Roth war die Sicht verstellt, er krachte mit ca. 170 km/h ins Heck der Milner-Yamaha. Durch die Wucht des Aufpralls erlitt Roth einen Schädelbasisbruch und ein Schädel-Hirn-Trauma dritten Grades.
Das Rettungsauto verfügte über keinen Notarzt, es führte keine lebenserhaltenden Geräte mit, die medizinisch-technische Ausstattung spottete jeder Beschreibung.
Roth konnte erst in der Clinica Mobile nach ca. zehn Minuten ohne Sauerstoff reanimiert werden. Er lag danach tagelang im Koma und litt danach zeitlebens am apallischen Syndrom. Das ist ein Krankheitsbild in der Neurologie, das durch schwerste Schädigung des Gehirns hervorgerufen wird. Reinhold galt deshalb bis heute als Pflegefall.
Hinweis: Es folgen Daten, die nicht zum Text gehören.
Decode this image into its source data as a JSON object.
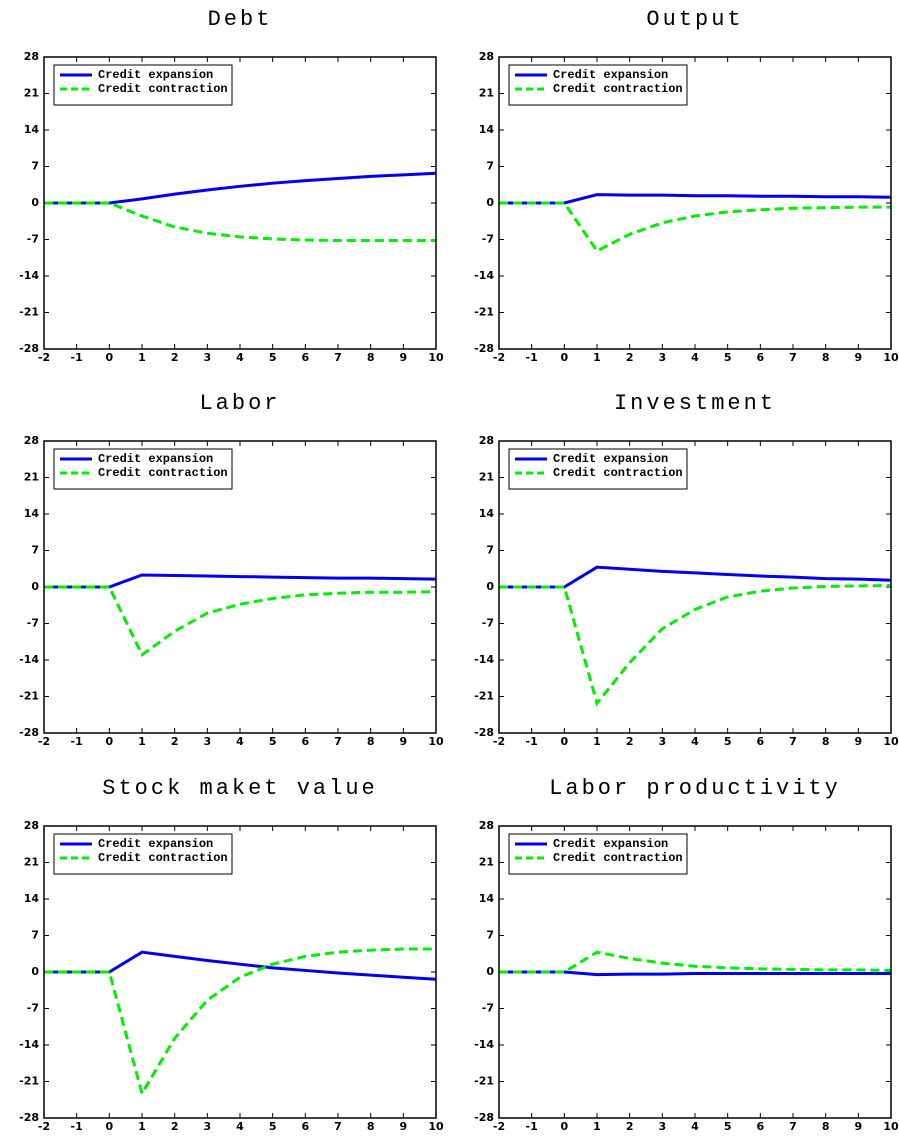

Reinhold Roth, der 250-ccm-Vizeweltmeister von 1987 und 1989, war seit dem fürchterlichen Unfall 1990 beim Jugoslawien-GP in Rijeka ein Pflegefall und ist am 4. März in diesem Jahr 68 Jahre alt geworden. Durch die Erfolge des großen Toni Mang erlebte der deutsche Motorradrennsport in den 1980er-Jahren eine Blütezeit. Im Soge des schnellen Bayern wurden die Medien auf den Zweiradsport aufmerksam, immer mehr Teams entstanden, und plötzlich war Deutschland nach Jahren der Bedeutungslosigkeit wieder ein Faktor im Motorrad-GP-Sport.
Elfriede Roth wirkte trotz des traurigen Schicksalschlags gefasst, denn es war nach diesem katastrophalen Unfall und den schweren Verletzungen keine Selbstverständlichkeit, dass Reinhold Roth noch so viele Jahre leben durfte.
Es gab zwischendurch immer wieder empfindliche gesundheitliche Rückschläge. «Reinhold hat oft um sein Leben gekämpft. Und ich habe 31 Jahre mit ihm mitgekämpft… Deshalb bin ich auf der einen Seite erleichtert, dass er jetzt endlich gehen durfte. Ich bin dankbar für die Zeit, in der ich ihn an meiner Seite gehabt habe. Reinhold hat in den letzten Jahren natürlich abgebaut. Er hat jetzt keine Kraft mehr gehabt. Seine Kräfte sind zu Ende gegangen», seufzte Elfriede.
Kurz vor seinem Tod hat Reinhold noch ein freudiges Erlebnis teilen können. Denn Sohn Matthias wird erstmals Papa! «Wir haben immer gehofft, dass Reinhold die Geburt unseres Enkelkinds noch erleben und das Baby im Arm halten darf. Aber jetzt müssen wir zur Kenntnis nehmen: Der eine geht, der andere kommt. So ist das Leben.»
Reinhold Roth war allseits beliebt, er hatte keine Feinde, er war immer für seine Fans da, hatte sich von ganz unten als Privatfahrer vom OMK-Pokal über die Deutsche Meisterschaft und Europameisterschaft nach oben an die Weltspitze gearbeitet. Er gewann zuerst die 250-ccm-Europameisterschaft und stellte 1984 auch in der 500-ccm-Weltmeisterschaft seinen Mann – er sicherte sich mit der käuflichen Dreizylinder-Honda RS 500 immerhin Platz 7 beim Österreich-GP auf dem Salzburgring.
Reinhold war als «Jointie» bekannt, weil er jahrelang eine Zigarette nach der anderen rauchte. Aber nach dem ersten Vize-WM-Titel gab er diese Leidenschaft auf und paffte dafür manchmal eine Pfeife.
Ruhe in Frieden, Reinhold. Und verzeih mir, dass wir dich in den letzten 30 Jahren nicht so oft besucht haben, wie wir es uns vorgenommen haben.